Larotrectinib is an inhibitor of TRKA, TRKB, and TRKC, and a pooled analysis of 3 trials that included both pediatric and adult patients with various tumor histologies showed an ORR of 79% and a CR rate of 16%.120 Median PFS was 28.3 months, representing a very durable strategy. Of the 153 patients, 8 had CRC, and 4 (50%) of these patients demonstrated a response.

Entrectinib has multiple targets and inhibits TRKA, TRKB, and TRKC in addition to c-ROS oncogene 1 (ROS1) and anaplastic lymphoma kinase (ALK). It was studied in the STARTRK-1, STARTRK-2, and ALKA-372-001 trials, which enrolled adult patients only. In a pooled analysis of 54 patients, the ORR was 57% and the CR rate was 7%; median PFS was 11.2 months.121 Of these patients, 4 (7%) had CRC, and 1 patient (25%) responded. Entrectinib has not been compared head-to-head with larotrectinib, and resistance mechanisms are currently being investigated. In one patient who demonstrated resistance to entrectinib, 2 mutations were seen in the NTRK1 kinase domain on ctDNA testing (Gly595Arg and Gly667Cys). Future studies are warranted to confirm that these mutations lead to secondary resistance to entrectinib in a wider population.

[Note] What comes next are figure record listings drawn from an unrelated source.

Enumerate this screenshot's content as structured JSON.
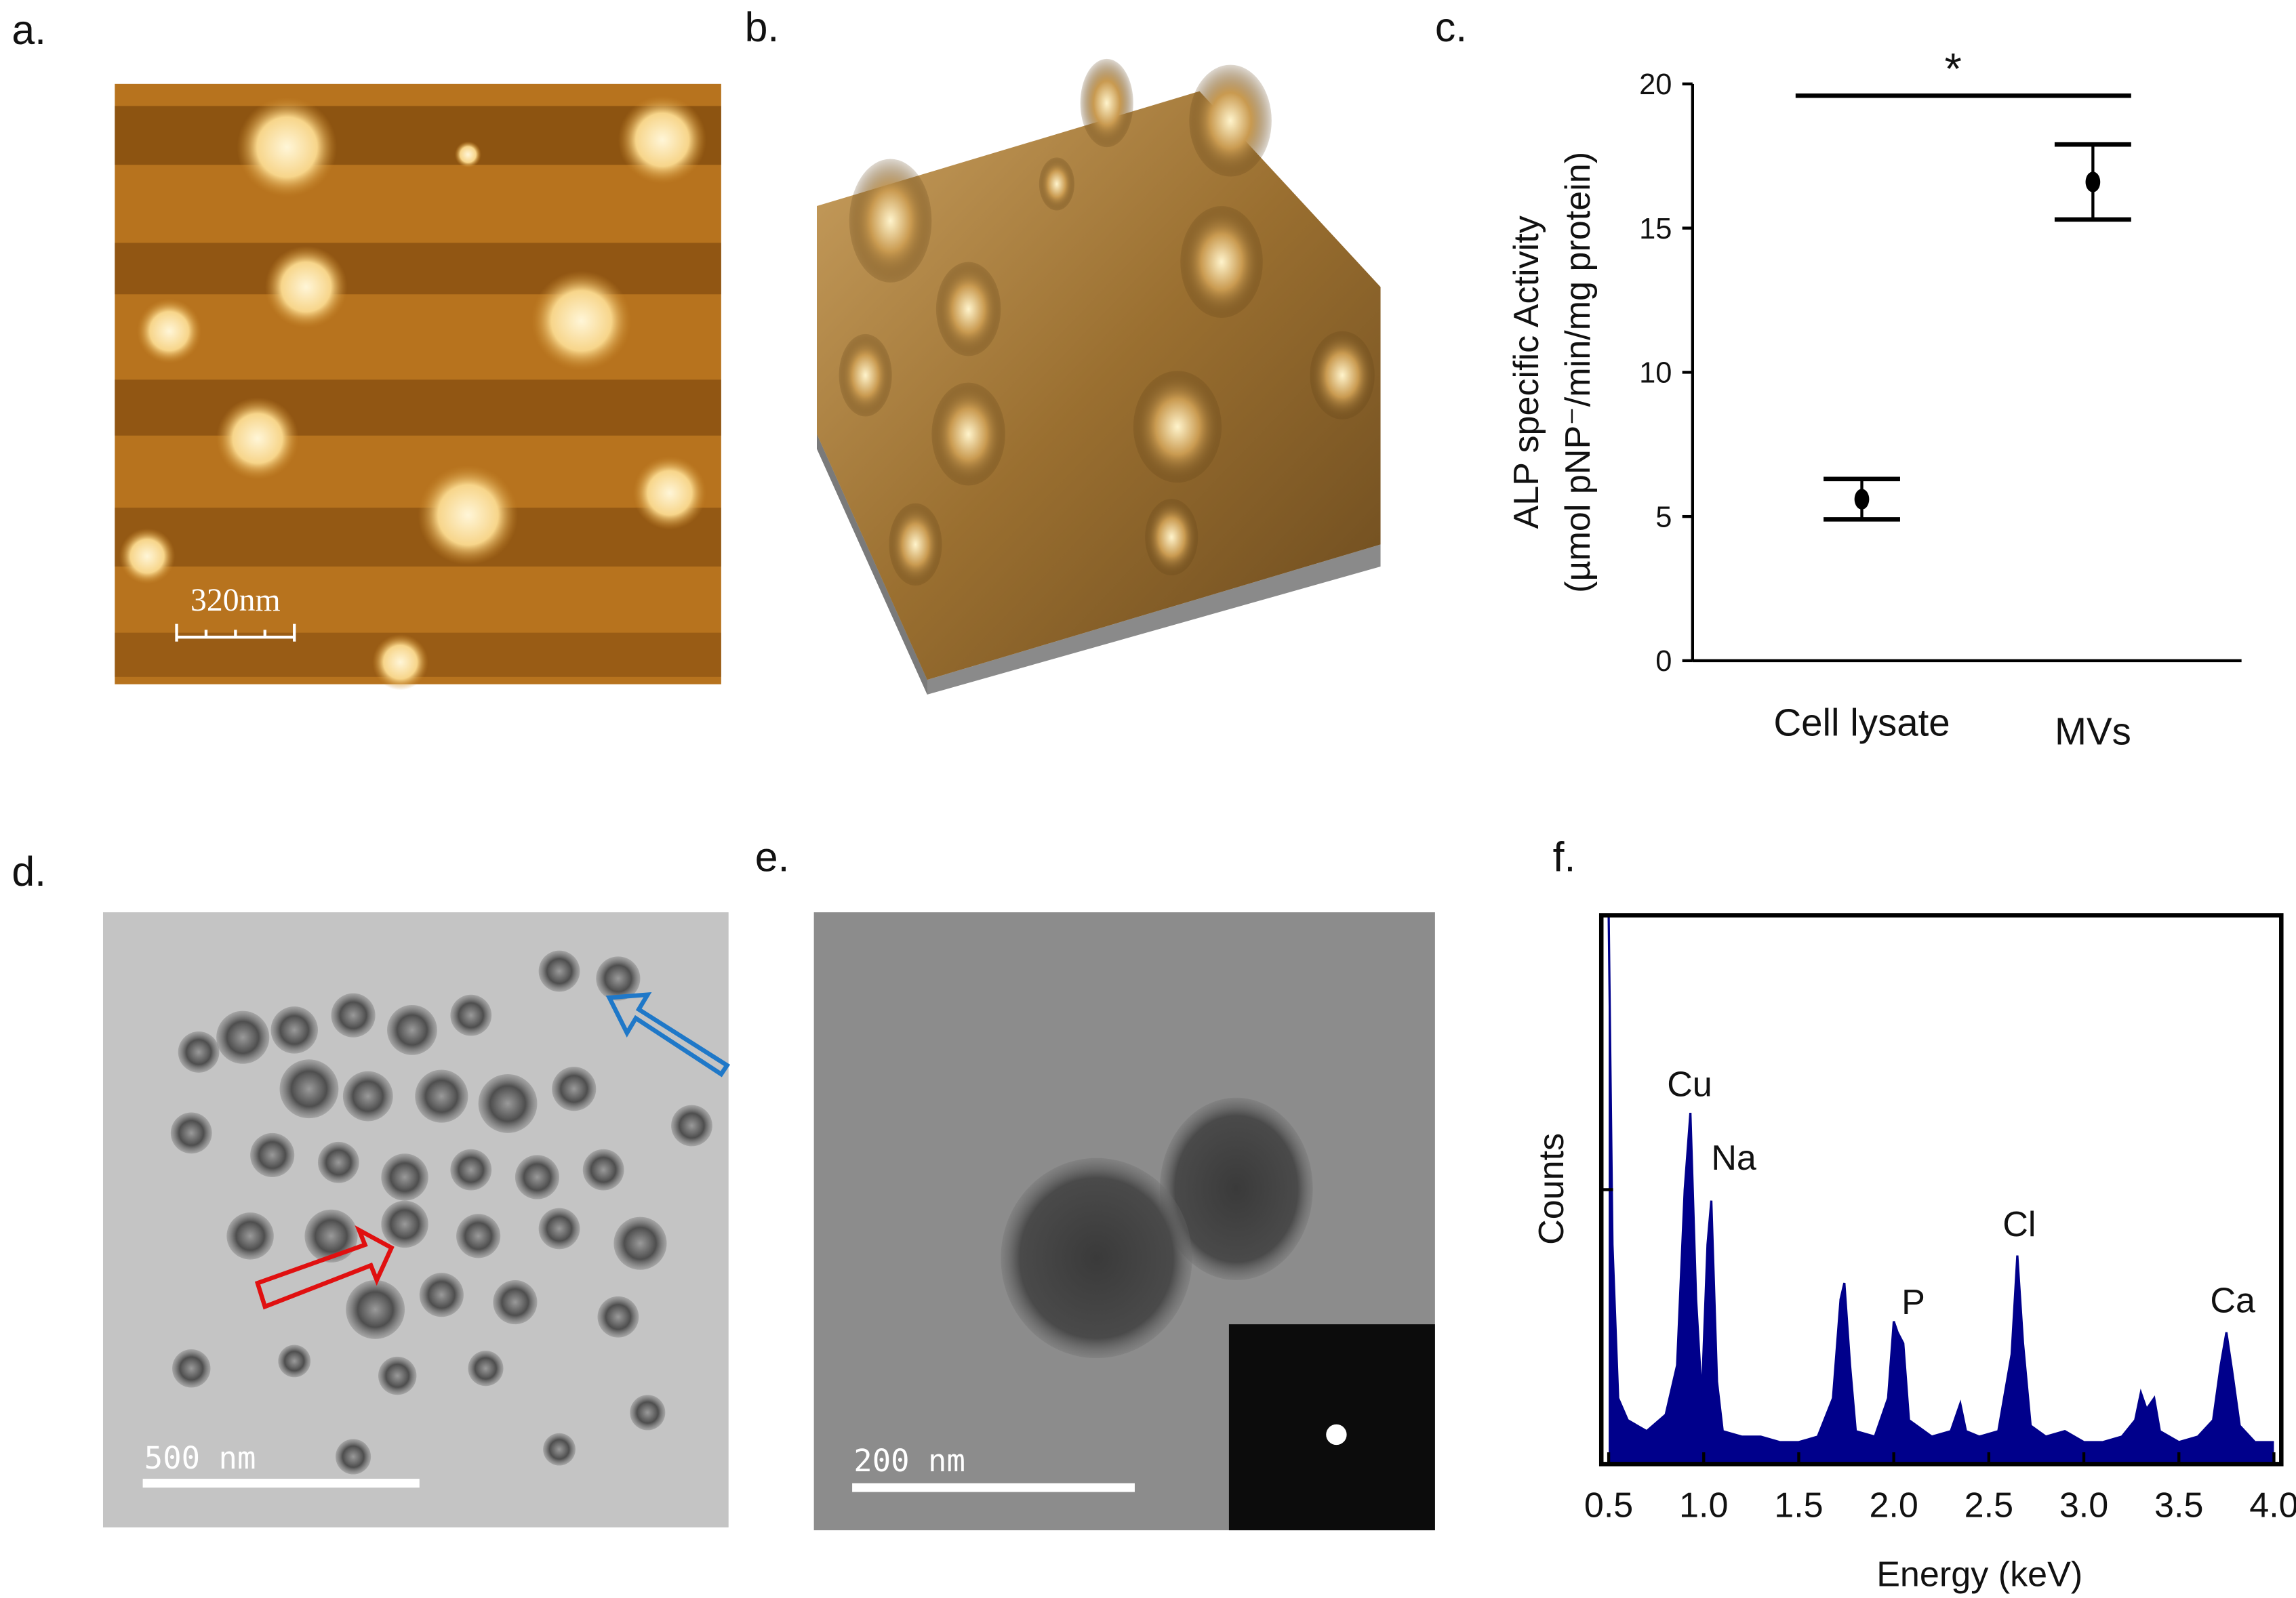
{
  "panels": {
    "a": "a.",
    "b": "b.",
    "c": "c.",
    "d": "d.",
    "e": "e.",
    "f": "f."
  },
  "scale_bars": {
    "a": "320nm",
    "d": "500 nm",
    "e": "200 nm"
  },
  "chart_data": [
    {
      "type": "errorbar",
      "categories": [
        "Cell lysate",
        "MVs"
      ],
      "values": [
        5.6,
        16.6
      ],
      "errors": [
        0.7,
        1.3
      ],
      "color": "#000000",
      "ylim": [
        0,
        20
      ],
      "yticks": [
        0,
        5,
        10,
        15,
        20
      ],
      "ylabel": [
        "ALP specific Activity",
        "(µmol pNP⁻/min/mg protein)"
      ],
      "annotation": "*"
    },
    {
      "type": "area",
      "xlabel": "Energy (keV)",
      "ylabel": "Counts",
      "color": "#00008b",
      "x": [
        0.5,
        0.52,
        0.55,
        0.6,
        0.7,
        0.8,
        0.86,
        0.9,
        0.93,
        0.96,
        0.99,
        1.02,
        1.04,
        1.07,
        1.1,
        1.2,
        1.3,
        1.4,
        1.5,
        1.6,
        1.68,
        1.72,
        1.74,
        1.77,
        1.8,
        1.9,
        1.97,
        2.0,
        2.02,
        2.05,
        2.08,
        2.2,
        2.3,
        2.35,
        2.38,
        2.45,
        2.55,
        2.62,
        2.65,
        2.68,
        2.72,
        2.8,
        2.9,
        3.0,
        3.1,
        3.2,
        3.27,
        3.3,
        3.33,
        3.37,
        3.4,
        3.5,
        3.6,
        3.68,
        3.72,
        3.75,
        3.78,
        3.82,
        3.9,
        4.0
      ],
      "values": [
        100,
        40,
        12,
        8,
        6,
        9,
        18,
        50,
        64,
        30,
        12,
        40,
        48,
        15,
        6,
        5,
        5,
        4,
        4,
        5,
        12,
        30,
        33,
        18,
        6,
        5,
        12,
        26,
        24,
        22,
        8,
        5,
        6,
        11,
        6,
        5,
        6,
        20,
        38,
        22,
        7,
        5,
        6,
        4,
        4,
        5,
        8,
        13,
        10,
        12,
        6,
        4,
        5,
        8,
        18,
        24,
        17,
        7,
        4,
        4
      ],
      "xlim": [
        0.5,
        4.0
      ],
      "ylim": [
        0,
        100
      ],
      "xticks": [
        0.5,
        {
          "value": 1,
          "label": "1.0"
        },
        1.5,
        {
          "value": 2,
          "label": "2.0"
        },
        2.5,
        {
          "value": 3,
          "label": "3.0"
        },
        3.5,
        {
          "value": 4,
          "label": "4.0"
        }
      ],
      "annotations": [
        "Cu",
        "Na",
        "P",
        "Cl",
        "Ca"
      ]
    }
  ]
}
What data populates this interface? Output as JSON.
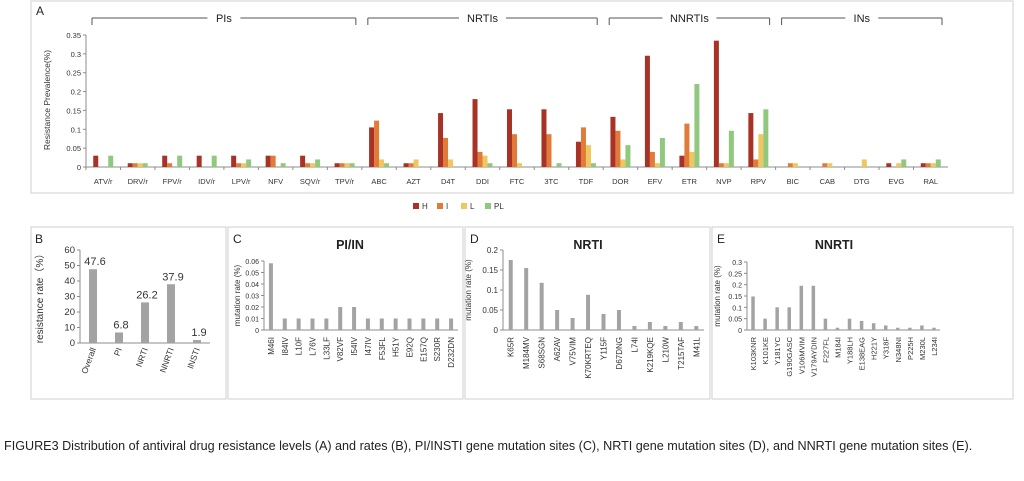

Selitrectinib (also known as LOXO-195) and repotrectinib are next-generation TRK inhibitors122,123 that are the subject of ongoing studies to see if they are effective in the next-line setting.124,125 Because TRK fusions are less commonly found in CRC and data are limited, it is unclear at this time whether NTRK inhibitors are less effective in CRC than in other tumor groups owing to the numerically lower ORR. Sequencing data are not available but are recommended in the NCCN guidelines in a non–first-line setting.30

Guidelines for Biomarker Testing

In the mCRC setting, the NCCN guidelines support testing for RAS (KRAS and NRAS exons 2, 3, and 4) and BRAF mutations, which can be tested individually or through an NGS panel. MMR or MSI testing should be performed universally for all patients with newly diagnosed CRC to identify possible cases of HNPCC and to plan treatment. HER2 testing should also be performed for patients with KRAS/BRAF wild-type tumors, to plan for therapeutic options in the post first-line setting or to consider enrollment in clinical trials, although some are now allowing accrual of KRAS-mutant cases. With the increasing accessibility of NGS panels, clinicians are obtaining more information on novel predictive biomarkers, and precision medicine can be pursued. However, the number of patients who will benefit from some of these targeted strategies still remains numerically low, and this will have to be balanced against the financial cost of NGS panels.126 Liquid biopsy for ctDNA is another modality that is increasingly available to help detect minimal residual disease, monitor response to therapy, and track clonal evolution over time, although its use remains largely within the research realm.96 The use of liquid biopsy for ctDNA is not integrated into current guidelines, but that may change in the near future as more data come out and policies in coverage evolve.127


Although traditional chemotherapy remains a backbone of mCRC treatment, significant advances in personalizing therapy have been made by using a biomarker-driven approach based on molecular profiling. As more knowledge is gained about the genomic landscape of mCRC and its evolution through sequential treatments, future studies will be needed to develop strategies against currently undruggable molecular alterations and to overcome resistance mechanisms. 


The authors have no disclosures to report.